In any case, mortgages are tied to long-term bonds,those with 10- to 30-year terms, says Adam Petriella, senior director, finance & investments, Marcus & Millichap Capital in Los Angeles.
Strangely, if the Fed succeeds in its project of turning around the U.S. economy, competition among bond investors to buy mortgages could drop instead, pushing up rates even more.
"If the Fed continues to cut rates, mortgage rates could start rising again,” says real estate investor and consultant Jack Sternberg.
There are other factors at work here in the mortgage market, according to market analysts.
The spread between Treasuries and mortgage-backed securities is at its highest level in many years, for instance.
"This is being driven by the perception of investors who believe that mortgage risk is at an all-time high,” says Gary Acosta, chairman of New Vista Asset Management in San Diego.
All of this should be put into perspective, however. Mortgage rates for homes are still at a low point compared to their historic 7 percent to 8 percent range.
"One big reason people can’t refinance is that the value of their homes has declined and they now owe more than their home is worth,” says Greg McGraime, a certified financial planner in New York City.

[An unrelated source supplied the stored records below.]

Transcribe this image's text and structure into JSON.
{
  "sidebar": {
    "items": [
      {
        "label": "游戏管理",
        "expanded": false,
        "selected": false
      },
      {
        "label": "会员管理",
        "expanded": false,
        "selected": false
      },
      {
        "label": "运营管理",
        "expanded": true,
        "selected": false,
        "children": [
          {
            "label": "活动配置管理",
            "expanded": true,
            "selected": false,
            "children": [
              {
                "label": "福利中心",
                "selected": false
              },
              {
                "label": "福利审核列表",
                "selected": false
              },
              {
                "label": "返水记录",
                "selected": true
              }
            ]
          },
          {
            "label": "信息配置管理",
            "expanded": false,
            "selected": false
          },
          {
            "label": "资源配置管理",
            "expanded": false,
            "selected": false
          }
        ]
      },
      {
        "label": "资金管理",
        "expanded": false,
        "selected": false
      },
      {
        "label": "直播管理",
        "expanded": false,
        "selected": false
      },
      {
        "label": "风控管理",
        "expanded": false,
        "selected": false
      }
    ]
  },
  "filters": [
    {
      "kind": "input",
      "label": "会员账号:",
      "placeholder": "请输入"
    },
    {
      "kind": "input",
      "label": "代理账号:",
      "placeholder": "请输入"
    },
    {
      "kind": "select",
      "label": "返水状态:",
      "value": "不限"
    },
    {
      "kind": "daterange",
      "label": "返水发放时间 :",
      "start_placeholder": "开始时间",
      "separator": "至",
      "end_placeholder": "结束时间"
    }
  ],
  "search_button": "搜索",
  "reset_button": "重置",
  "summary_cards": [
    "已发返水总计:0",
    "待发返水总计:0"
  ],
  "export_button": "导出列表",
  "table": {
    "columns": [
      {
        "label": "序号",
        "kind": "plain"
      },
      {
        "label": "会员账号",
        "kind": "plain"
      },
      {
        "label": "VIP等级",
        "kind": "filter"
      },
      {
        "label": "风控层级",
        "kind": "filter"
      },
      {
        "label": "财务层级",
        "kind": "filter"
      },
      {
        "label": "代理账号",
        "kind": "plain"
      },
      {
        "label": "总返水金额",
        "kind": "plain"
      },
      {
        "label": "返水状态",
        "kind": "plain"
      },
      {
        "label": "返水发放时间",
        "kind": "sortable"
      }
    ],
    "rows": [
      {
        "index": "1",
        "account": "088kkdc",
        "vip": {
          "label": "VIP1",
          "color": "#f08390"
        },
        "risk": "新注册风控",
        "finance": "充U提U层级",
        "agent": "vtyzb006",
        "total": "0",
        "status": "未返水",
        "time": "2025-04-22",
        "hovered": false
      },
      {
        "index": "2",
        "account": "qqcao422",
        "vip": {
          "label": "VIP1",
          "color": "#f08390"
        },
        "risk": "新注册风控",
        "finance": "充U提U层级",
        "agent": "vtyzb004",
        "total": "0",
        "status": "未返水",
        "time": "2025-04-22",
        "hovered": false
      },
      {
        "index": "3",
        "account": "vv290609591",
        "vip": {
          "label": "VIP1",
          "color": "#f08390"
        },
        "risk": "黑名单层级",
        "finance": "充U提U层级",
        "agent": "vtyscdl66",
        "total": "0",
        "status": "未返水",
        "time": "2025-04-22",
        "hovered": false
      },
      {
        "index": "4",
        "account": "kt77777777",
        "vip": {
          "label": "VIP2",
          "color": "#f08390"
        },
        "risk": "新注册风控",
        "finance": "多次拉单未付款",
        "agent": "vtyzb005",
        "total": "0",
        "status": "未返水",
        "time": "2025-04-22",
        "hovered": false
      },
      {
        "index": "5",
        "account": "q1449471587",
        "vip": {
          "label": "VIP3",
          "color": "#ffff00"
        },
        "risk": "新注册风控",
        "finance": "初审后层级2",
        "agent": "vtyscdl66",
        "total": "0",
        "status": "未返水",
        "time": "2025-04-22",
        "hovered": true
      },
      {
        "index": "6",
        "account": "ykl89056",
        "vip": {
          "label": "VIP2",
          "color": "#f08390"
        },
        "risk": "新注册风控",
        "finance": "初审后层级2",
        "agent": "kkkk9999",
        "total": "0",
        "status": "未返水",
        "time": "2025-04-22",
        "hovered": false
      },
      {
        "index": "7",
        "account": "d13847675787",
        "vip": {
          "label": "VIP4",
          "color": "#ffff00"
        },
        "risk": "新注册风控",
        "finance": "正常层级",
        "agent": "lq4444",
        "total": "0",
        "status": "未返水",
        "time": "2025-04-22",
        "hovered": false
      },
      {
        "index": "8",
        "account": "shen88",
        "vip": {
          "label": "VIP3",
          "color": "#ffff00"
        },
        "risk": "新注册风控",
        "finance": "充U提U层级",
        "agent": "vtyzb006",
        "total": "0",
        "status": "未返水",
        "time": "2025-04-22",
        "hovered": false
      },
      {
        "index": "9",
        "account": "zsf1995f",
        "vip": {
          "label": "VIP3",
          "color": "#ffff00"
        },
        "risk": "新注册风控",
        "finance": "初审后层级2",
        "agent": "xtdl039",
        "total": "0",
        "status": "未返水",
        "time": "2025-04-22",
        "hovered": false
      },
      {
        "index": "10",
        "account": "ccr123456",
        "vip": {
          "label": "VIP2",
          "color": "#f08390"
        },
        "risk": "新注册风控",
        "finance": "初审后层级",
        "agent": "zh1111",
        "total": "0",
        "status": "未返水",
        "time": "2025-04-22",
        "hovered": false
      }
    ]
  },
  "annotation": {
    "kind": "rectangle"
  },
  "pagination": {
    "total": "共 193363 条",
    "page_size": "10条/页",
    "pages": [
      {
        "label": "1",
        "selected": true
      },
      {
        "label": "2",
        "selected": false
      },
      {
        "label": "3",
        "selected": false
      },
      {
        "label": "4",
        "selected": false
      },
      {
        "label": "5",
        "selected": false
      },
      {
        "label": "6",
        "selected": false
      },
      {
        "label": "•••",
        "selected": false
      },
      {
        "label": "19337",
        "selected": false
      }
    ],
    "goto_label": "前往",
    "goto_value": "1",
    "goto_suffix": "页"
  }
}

In the past, too, everyone buying a home had to put a 20 percent down payment. For most purchases, until recently, individuals had to put zero percent, 5 percent, or 10 percent as a down payment.
When the value of a house is appraised to refinance, the bank won’t let those with negative equity process their loans, because there is no collateral, McGraime says.
When is the housing economy’s situation going to improve? Government leaders are now preaching the virtue of patience for investors and homeowners alike.
"Ultimately, though, real relief for the mortgage market requires stabilization, and then recovery, in the nation's housing sector,” Federal Reserve Chairman Ben Bernanke said in a recent speech to community bankers.